Why does this ERROR occur?
The error typically occurs due to the following reasons:
- Overloaded nodes
- Communication issues among the nodes due to the network issue
When nodes become unresponsive due to load or communication issues, the update or insert queries against these 2 tables will fail due as the consistency level (CL) cannot be met.
How do you fix this ERROR?
When this error occurs, it generally indicates the nodes in the cluster are not responsive.
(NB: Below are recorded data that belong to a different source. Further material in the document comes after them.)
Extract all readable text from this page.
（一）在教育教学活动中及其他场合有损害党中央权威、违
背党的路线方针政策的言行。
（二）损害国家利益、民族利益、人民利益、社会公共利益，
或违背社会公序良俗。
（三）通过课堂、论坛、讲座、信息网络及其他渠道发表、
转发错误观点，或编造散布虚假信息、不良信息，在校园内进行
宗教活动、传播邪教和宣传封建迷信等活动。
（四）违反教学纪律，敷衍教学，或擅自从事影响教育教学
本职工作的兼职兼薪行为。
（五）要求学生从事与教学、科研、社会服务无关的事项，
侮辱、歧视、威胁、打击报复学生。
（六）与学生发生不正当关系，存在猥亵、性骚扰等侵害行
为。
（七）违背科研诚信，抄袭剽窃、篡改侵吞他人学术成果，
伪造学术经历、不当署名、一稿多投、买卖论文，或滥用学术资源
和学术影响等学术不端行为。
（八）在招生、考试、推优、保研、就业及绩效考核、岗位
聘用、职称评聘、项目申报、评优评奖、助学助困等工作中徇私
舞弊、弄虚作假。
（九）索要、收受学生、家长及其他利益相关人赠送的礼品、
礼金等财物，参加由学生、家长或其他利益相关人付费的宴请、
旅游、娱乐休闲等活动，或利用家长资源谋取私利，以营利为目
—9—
Users can also observe the slowness or failure of user queries.
Overloaded nodes
Examine the system.log for signs the nodes in the cluster are overloaded to the point when the error started to occur.
This can include dropped messages, long GC pauses, etc... for example:
INFO [ScheduledTasks:1] 2020-05-23 14:09:20,509 MessagingService.java:1273 - READ messages were dropped in last 5000 ms: 2300 internal and 136 cross node. Mean internal dropped latency: 5430 ms and Mean cross-node dropped latency: 5960 ms
WARN [Service Thread] 2020-05-23 14:09:15,508 GCInspector.java:282 - G1 Young Generation GC in 5170ms. G1 Eden Space: 18035507200 -> 0; G1 Old Gen: 12280584520 -> 26468408336; G1 Survivor Space: 1132462080 -> 662700032;
If the nodes in the cluster are overloaded, it is necessary to throttle the workload, check the access patterns (e.g if running expensive queries) or add resources/nodes to better suit the cluster's needs.
Network issues
Check the output of nodetool status from all the nodes to see if there is any node showing DN status
e.g.
-- Address Load Tokens Owns Host ID Rack DN 10.100.100.100 4.38 GiB 64 ? fdfc950d-6381-4c43-9bfc-ec567b06f360 rack1
Examine the system.log or debug.log for any gossip issue, for example:
INFO [GossipTasks:1] 2020-01-04 03:55:49,320 Gossiper.java:1205 - InetAddress /10.100.100.101 is now DOWN
DEBUG [InternalResponseStage:13] 2020-07-02 05:24:15,203 Gossiper.java:1213 - Failed to receive echo reply from /10.100.100.101
If the network issue occurs, simply do the following test between the nodes to verify the connectivity:
ping
ping <ip-address of the down node>
telnet
telnet <ip-address of the down node> 7000
OR
telnet <ip-address of the down node> 7001
(if the node to node encryption is enabled)
If either of the above commands fails, more investigation from the network layer will be required.